A instituição faz o "Atletismo na Rua", com atletas como o campeão olímpico Thiago Braz. A caminhonete que usaria para levar o equipamento do evento quebrou. Foi aí que a Kombi entrou em ação. "Todo mundo que trabalhou no evento, os atletas que foram voluntários, todo mundo queria andar na Kombi, queria dirigir".
Tamanho é incomum também fora da Kombi
Darlan não é grande só dentro da Kombi. Fora também. Passear em um shopping decidido a comprar novas roupas não é uma opção. Não é fácil encontrar roupas de seu tamanho para vestir no dia a dia.
"É bem difícil de achar roupa. Eu uso 4G. Quando você vê uma loja que tem, compra. Não tem aquilo de sair para comprar roupa, como a maioria das pessoas fazem. Às vezes você está andando e vê tamanho grande, entra lá e se serviu, tem que levar, né", explica o atleta que mora em Bragança Paulista.
Além disso, não é qualquer peça que ele pode comprar como qualquer pessoa com o corpo menor.
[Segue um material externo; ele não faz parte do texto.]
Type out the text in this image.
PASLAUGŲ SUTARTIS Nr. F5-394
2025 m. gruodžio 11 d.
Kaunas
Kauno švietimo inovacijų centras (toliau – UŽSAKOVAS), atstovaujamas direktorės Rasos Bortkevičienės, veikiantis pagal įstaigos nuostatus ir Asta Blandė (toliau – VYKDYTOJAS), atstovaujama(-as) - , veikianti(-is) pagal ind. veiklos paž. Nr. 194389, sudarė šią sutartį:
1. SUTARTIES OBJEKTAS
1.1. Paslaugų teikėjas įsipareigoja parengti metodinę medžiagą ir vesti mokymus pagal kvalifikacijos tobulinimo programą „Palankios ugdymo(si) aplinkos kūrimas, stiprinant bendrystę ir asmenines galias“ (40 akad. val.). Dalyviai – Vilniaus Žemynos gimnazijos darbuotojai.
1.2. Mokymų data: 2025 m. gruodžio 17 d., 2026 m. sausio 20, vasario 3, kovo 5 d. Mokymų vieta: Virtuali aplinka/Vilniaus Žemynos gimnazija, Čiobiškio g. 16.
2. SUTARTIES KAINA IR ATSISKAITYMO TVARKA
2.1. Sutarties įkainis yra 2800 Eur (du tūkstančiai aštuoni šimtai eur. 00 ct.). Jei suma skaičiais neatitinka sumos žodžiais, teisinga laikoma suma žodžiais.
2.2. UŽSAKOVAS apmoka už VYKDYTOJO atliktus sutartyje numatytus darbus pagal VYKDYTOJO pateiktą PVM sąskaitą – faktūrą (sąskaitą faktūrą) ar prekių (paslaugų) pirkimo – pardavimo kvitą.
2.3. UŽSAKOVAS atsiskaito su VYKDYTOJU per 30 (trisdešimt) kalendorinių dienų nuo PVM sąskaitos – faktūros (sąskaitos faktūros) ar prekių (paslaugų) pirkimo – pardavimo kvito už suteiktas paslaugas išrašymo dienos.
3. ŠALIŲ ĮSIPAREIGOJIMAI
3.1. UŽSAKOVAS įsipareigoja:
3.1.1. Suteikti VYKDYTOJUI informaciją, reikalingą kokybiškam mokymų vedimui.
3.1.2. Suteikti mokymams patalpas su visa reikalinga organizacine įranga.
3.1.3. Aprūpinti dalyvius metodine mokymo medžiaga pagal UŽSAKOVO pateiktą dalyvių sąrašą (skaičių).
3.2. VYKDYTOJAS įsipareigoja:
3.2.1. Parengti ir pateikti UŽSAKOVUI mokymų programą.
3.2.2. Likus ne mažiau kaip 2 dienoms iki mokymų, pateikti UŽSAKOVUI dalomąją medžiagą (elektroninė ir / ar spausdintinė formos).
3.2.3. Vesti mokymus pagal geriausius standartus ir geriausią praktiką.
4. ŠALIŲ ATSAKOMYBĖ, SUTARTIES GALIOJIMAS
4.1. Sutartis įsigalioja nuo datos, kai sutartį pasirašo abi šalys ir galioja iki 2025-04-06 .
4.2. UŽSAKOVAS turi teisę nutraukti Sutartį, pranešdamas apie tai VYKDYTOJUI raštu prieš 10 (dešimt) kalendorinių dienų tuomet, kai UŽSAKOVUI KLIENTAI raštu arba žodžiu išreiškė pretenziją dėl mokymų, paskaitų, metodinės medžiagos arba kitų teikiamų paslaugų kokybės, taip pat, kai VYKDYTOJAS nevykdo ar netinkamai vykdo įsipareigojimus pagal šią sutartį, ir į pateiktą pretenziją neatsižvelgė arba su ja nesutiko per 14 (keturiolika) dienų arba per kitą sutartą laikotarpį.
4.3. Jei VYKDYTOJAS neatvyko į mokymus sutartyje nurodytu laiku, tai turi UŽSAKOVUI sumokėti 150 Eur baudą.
Há roupas que ele gostaria de comprar, mas nunca consegue encontrar no seu tamanho: "Um casaco de couro. Até hoje eu não achei um do meu tamanho".
Imagine um gigante de 1,88m e 155kg no avião
As dificuldades para viajar começam no despacho da bagagem até que Darlan consiga comprovar que é atleta. Ao adentrar o avião, o desconforto aumenta a cada hora nas longas viagens. Medindo 1,88 m e pesando 156 kg, o catarinense fica apertado na poltrona a cada voo. E são muitos para competir no esporte que escolheu.
Darlan carrega uma mala só para o material de treino do arremesso de peso. São bolas de ferro que pesam mais de 7 kg. "Sempre tem treta porque é uma bola de ferro pesada. Os caras várias vezes falaram que era bomba", conta Darlan.
"Dia 29, eu estou indo para Doha para fazer a Diamond League e são 17 horas de voo. Eu sou um cara de 155 kg, sou pesado, sou grande, então imagine num banco do avião. Fica extremamente difícil", diz o atleta do Pinheiros.
Temporada e distância da filha
O catarinense compete no dia 28 de abril em Bragança Paulista, no GP Brasil de Atletismo, antes de uma série de viagens que incluem a Liga de Diamante, os Jogos Pan-Americanos de Lima e o Campeonato Mundial em Doha.
Recordista sul-americano com 22 m, Darlan não gosta de falar as metas para o ano e tem uma preocupação: a filha Alice, de 3 anos. "Minha pururuca", brinca.
Não habituada às viagens do pai, ela foi hospitalizada durante a preparação da Rio-2016. "Ela já sofreu bastante, no ano da Olimpíada ficou internada duas vezes com pneumonia, tadinha", revela o atleta.
"Na primeira vez, eu ligava em casa e minha esposa 'não posso falar agora' e desligava o telefone. No terceiro dia eu falei 'quero saber da minha filha', aí ela me mandou uma foto da nenê com negócio no nariz e acesso na mão", lembra.
"Essa é a parte mais difícil eu acho, tanto ela quanto a esposa, você vai e demora para voltar, só por internet e telefone, não é a mesma coisa de você estar junto. Mas tem que fazer, porque a vida de atleta é uma vida curta", finaliza o atual terceiro colocado no ranking mundial da IAAF.